Rigging for Montana Waters
Don’t just lob it in the current and hope. Fish it like you mean it.
Run a two-fly nymph rig with the worm as your point fly and a smaller tungsten bead-head — size 16-18 Pheasant Tail or Hare’s Ear — as your dropper, spaced about 18 inches apart. The worm gets down, the dropper adds a little attraction, and you’re covering two food sources at once. Weight matters more than fly selection in these conditions. You want that worm ticking bottom through the bucket — that deep inside bend where current slows and big fish hold. Add split shot 12 inches above your top fly, adjust until you’re occasionally tapping rocks, and then fish the same run for 45 minutes. Big browns don’t move far in cold water. You’re not covering water. You’re waiting for the drift that puts protein directly in front of a fish’s face. That’s a different mindset than most nymph fishermen show up with, and it makes a real difference.
The Smile Test
Honestly, there’s only one metric that matters in fly fishing: did you smile when you released that fish? Did your hands shake a little when you netted a 17-inch brown that cartwheeled three feet out of the water at eye level?
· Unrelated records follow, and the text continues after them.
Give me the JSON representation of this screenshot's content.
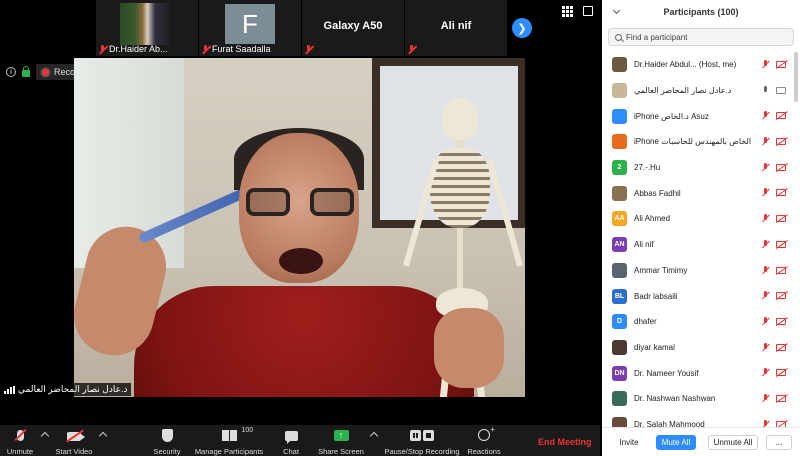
{
  "thumbnails": [
    {
      "label": "Dr.Haider Ab...",
      "type": "photo"
    },
    {
      "label": "Furat Saadalla",
      "initial": "F",
      "type": "initial"
    },
    {
      "label": "",
      "name": "Galaxy A50",
      "type": "name"
    },
    {
      "label": "",
      "name": "Ali nif",
      "type": "name"
    }
  ],
  "status": {
    "recording_label": "Recording..."
  },
  "speaker": {
    "name": "د.عادل نصار المحاضر العالمي"
  },
  "toolbar": {
    "unmute": "Unmute",
    "start_video": "Start Video",
    "security": "Security",
    "manage_participants": "Manage Participants",
    "participant_count": "100",
    "chat": "Chat",
    "share_screen": "Share Screen",
    "pause_stop_recording": "Pause/Stop Recording",
    "reactions": "Reactions",
    "end_meeting": "End Meeting"
  },
  "panel": {
    "title": "Participants (100)",
    "search_placeholder": "Find a participant",
    "participants": [
      {
        "name": "Dr.Haider Abdul... (Host, me)",
        "avatar_initials": "",
        "avatar_color": "#6b5a3e",
        "mic": "muted",
        "cam": "off"
      },
      {
        "name": "د.عادل نصار المحاضر العالمي",
        "avatar_initials": "",
        "avatar_color": "#c9b79a",
        "mic": "on",
        "cam": "plain"
      },
      {
        "name": "iPhone د.الخاص Asuz",
        "avatar_initials": "",
        "avatar_color": "#2d8cff",
        "mic": "muted",
        "cam": "off"
      },
      {
        "name": "iPhone الخاص بالمهندس للحاسبات",
        "avatar_initials": "",
        "avatar_color": "#e86a1c",
        "mic": "muted",
        "cam": "off"
      },
      {
        "name": "27.-.Hu",
        "avatar_initials": "2",
        "avatar_color": "#2bb24c",
        "mic": "muted",
        "cam": "off"
      },
      {
        "name": "Abbas Fadhil",
        "avatar_initials": "",
        "avatar_color": "#8a7250",
        "mic": "muted",
        "cam": "off"
      },
      {
        "name": "Ali Ahmed",
        "avatar_initials": "AA",
        "avatar_color": "#f5a623",
        "mic": "muted",
        "cam": "off"
      },
      {
        "name": "Ali nif",
        "avatar_initials": "AN",
        "avatar_color": "#7b3fb3",
        "mic": "muted",
        "cam": "off"
      },
      {
        "name": "Ammar Timimy",
        "avatar_initials": "",
        "avatar_color": "#5a6470",
        "mic": "muted",
        "cam": "off"
      },
      {
        "name": "Badr labsaili",
        "avatar_initials": "BL",
        "avatar_color": "#2d6fcf",
        "mic": "muted",
        "cam": "off"
      },
      {
        "name": "dhafer",
        "avatar_initials": "D",
        "avatar_color": "#2d8cff",
        "mic": "muted",
        "cam": "off"
      },
      {
        "name": "diyar kamal",
        "avatar_initials": "",
        "avatar_color": "#4a3a30",
        "mic": "muted",
        "cam": "off"
      },
      {
        "name": "Dr. Nameer Yousif",
        "avatar_initials": "DN",
        "avatar_color": "#7b3fb3",
        "mic": "muted",
        "cam": "off"
      },
      {
        "name": "Dr. Nashwan Nashwan",
        "avatar_initials": "",
        "avatar_color": "#3a6a5a",
        "mic": "muted",
        "cam": "off"
      },
      {
        "name": "Dr. Salah Mahmood",
        "avatar_initials": "",
        "avatar_color": "#6a4a3a",
        "mic": "muted",
        "cam": "off"
      }
    ],
    "footer": {
      "invite": "Invite",
      "mute_all": "Mute All",
      "unmute_all": "Unmute All",
      "more": "..."
    }
  }
}
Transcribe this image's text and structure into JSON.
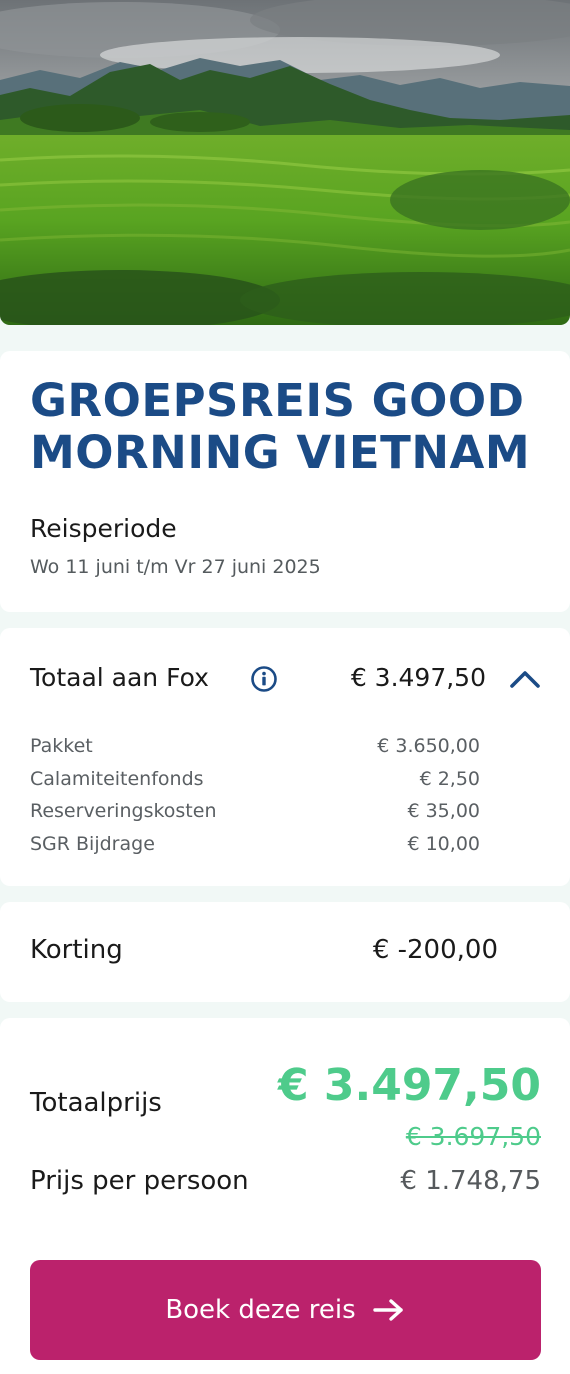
{
  "trip": {
    "title": "GROEPSREIS GOOD MORNING VIETNAM",
    "period_label": "Reisperiode",
    "period_dates": "Wo 11 juni t/m Vr 27 juni 2025"
  },
  "fox": {
    "label": "Totaal aan Fox",
    "total": "€ 3.497,50",
    "info_icon": "info-icon",
    "toggle_icon": "chevron-up-icon",
    "items": [
      {
        "label": "Pakket",
        "value": "€ 3.650,00"
      },
      {
        "label": "Calamiteitenfonds",
        "value": "€ 2,50"
      },
      {
        "label": "Reserveringskosten",
        "value": "€ 35,00"
      },
      {
        "label": "SGR Bijdrage",
        "value": "€ 10,00"
      }
    ]
  },
  "discount": {
    "label": "Korting",
    "value": "€ -200,00"
  },
  "summary": {
    "total_label": "Totaalprijs",
    "total_price": "€ 3.497,50",
    "old_price": "€ 3.697,50",
    "per_person_label": "Prijs per persoon",
    "per_person_value": "€ 1.748,75"
  },
  "cta": {
    "label": "Boek deze reis",
    "icon": "arrow-right-icon"
  },
  "colors": {
    "title_blue": "#1b4b86",
    "price_green": "#4ecb8b",
    "button_magenta": "#bb226c",
    "background": "#f1f8f6"
  }
}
Montana’s fly fishing culture can be insular and judgmental. We’ve built hierarchies around gear, techniques, and flies that have nothing to do with the actual experience of connecting with wild trout in moving water. The Renegade, the Royal Wulff, the San Juan Worm — these patterns catch fish because they work, not because they’re elegant.
In my experience, the guys most vocal about what’s “real” fly fishing are often the ones with the driest nets. Your fly box should hold what catches fish in the conditions you’re actually fishing, not what impresses somebody behind the counter.
So if that means a few San Juan Worms for the Missouri in February and the Clark Fork in late April, carry them without apology. Judge the fly all you want. I’ll be the one with cold hands, a wet net, and a big dumb grin.